A while loop needs a condition and some state that
changes. If count never changed, the loop would never
end.
Classic
for keeps the loop setup in one place
A classic for loop combines three parts in one
header:
- an initial step that runs once;
- a condition checked before each iteration;
- an update step that runs after each completed iteration.
import std;
int main() {
int total = 0;
for (int i = 1; i <= 5; i = i + 1) {
total = total + i;
}
std::println("total = {}", total);
return 0;
}Output:
total = 15
This is the same counting pattern you could write with
while, but for keeps the loop variable, the
stop condition, and the per-turn update together.
Range-based
for walks over each element in order
When you want to visit every element of an array, a range-based
for loop is often the clearest choice.
import std;
int main() {
int scores[3]{};
scores[0] = 10;
scores[1] = 20;
scores[2] = 30;
int total = 0;
for (int score : scores) {
total = total + score;
}
std::println("total = {}", total);
return 0;
}Output:
total = 60
Here the loop variable score is initialized from each
array element in turn. Because it is declared by value, changing
score itself would not change the underlying array.
Range-based
for also works with std::span
Range-based for is not limited to fixed-size arrays. It
also works with std::span, which is scpp’s borrowed view
type for a sequence of elements.
import std;
int main() {
int values[3]{};
values[0] = 1;
values[1] = 2;
values[2] = 3;
std::span<int> view = values;
for (auto& value : view) {
value = value * 2;
}
for (int value : values) {
std::println("{}", value);
}
return 0;
}Output:
2
4
6
Because the loop variable is auto&, each
value refers to the underlying element inside the span.

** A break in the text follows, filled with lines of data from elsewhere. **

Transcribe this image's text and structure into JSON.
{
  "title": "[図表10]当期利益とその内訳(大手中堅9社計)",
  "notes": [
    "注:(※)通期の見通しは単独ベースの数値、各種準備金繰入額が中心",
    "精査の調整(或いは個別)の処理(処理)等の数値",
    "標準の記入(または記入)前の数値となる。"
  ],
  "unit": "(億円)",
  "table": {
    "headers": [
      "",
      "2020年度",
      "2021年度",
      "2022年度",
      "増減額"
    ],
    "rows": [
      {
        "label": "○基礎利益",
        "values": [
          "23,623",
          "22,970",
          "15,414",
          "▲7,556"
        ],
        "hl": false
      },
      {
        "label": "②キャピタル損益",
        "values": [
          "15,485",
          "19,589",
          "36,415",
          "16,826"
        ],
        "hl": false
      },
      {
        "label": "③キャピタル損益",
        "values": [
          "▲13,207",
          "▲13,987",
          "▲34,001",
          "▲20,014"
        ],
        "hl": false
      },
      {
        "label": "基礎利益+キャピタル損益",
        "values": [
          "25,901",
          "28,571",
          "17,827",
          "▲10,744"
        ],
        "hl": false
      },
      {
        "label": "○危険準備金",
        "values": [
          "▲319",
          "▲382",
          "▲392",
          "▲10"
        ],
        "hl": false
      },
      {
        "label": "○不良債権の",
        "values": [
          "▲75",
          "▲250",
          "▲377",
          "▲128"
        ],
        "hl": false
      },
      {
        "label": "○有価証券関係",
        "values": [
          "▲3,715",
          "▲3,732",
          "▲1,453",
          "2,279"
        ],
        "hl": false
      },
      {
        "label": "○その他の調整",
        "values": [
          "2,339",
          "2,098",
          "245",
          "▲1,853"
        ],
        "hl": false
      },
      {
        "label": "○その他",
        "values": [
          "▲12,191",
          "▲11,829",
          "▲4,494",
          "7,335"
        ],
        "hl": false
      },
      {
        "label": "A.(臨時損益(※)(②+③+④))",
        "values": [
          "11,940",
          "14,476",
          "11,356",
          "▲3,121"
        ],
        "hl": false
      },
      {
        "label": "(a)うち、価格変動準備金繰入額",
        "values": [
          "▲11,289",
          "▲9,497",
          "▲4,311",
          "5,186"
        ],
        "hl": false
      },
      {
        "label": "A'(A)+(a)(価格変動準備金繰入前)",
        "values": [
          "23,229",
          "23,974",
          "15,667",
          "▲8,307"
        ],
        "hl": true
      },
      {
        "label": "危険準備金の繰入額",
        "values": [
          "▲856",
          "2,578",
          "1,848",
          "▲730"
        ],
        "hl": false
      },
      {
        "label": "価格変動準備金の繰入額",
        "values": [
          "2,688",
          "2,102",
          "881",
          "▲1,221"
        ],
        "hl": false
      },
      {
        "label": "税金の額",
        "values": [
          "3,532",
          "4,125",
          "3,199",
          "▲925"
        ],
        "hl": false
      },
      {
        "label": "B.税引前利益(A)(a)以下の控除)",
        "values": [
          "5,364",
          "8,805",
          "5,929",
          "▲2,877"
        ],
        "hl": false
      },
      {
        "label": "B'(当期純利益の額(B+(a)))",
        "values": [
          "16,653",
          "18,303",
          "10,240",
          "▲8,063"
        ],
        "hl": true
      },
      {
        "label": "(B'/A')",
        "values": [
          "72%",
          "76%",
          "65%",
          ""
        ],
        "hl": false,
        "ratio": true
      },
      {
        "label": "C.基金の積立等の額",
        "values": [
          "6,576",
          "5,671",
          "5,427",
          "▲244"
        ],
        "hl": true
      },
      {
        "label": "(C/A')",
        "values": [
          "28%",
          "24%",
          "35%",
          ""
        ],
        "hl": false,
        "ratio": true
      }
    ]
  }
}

Updating value therefore updates the original array
too.
A practical rule
When you are deciding which control-flow tool to use, keep these rules in mind:
- use
ifwhen you want to choose between paths; - use
whilewhen you want to repeat work; - use classic
forwhen you have a loop variable, a stop condition, and an update step that belong together; - use range-based
forwhen you want to visit each element of an array orstd::spanin order; - make your conditions explicit comparisons that already produce
boolvalues; - when a loop should eventually stop, update the state that the condition reads.
That is enough to understand every example you have seen so far in the guessing game chapter. It is also enough to write many small command-line programs that choose between paths, repeat work, count through a range, or walk across a sequence element by element.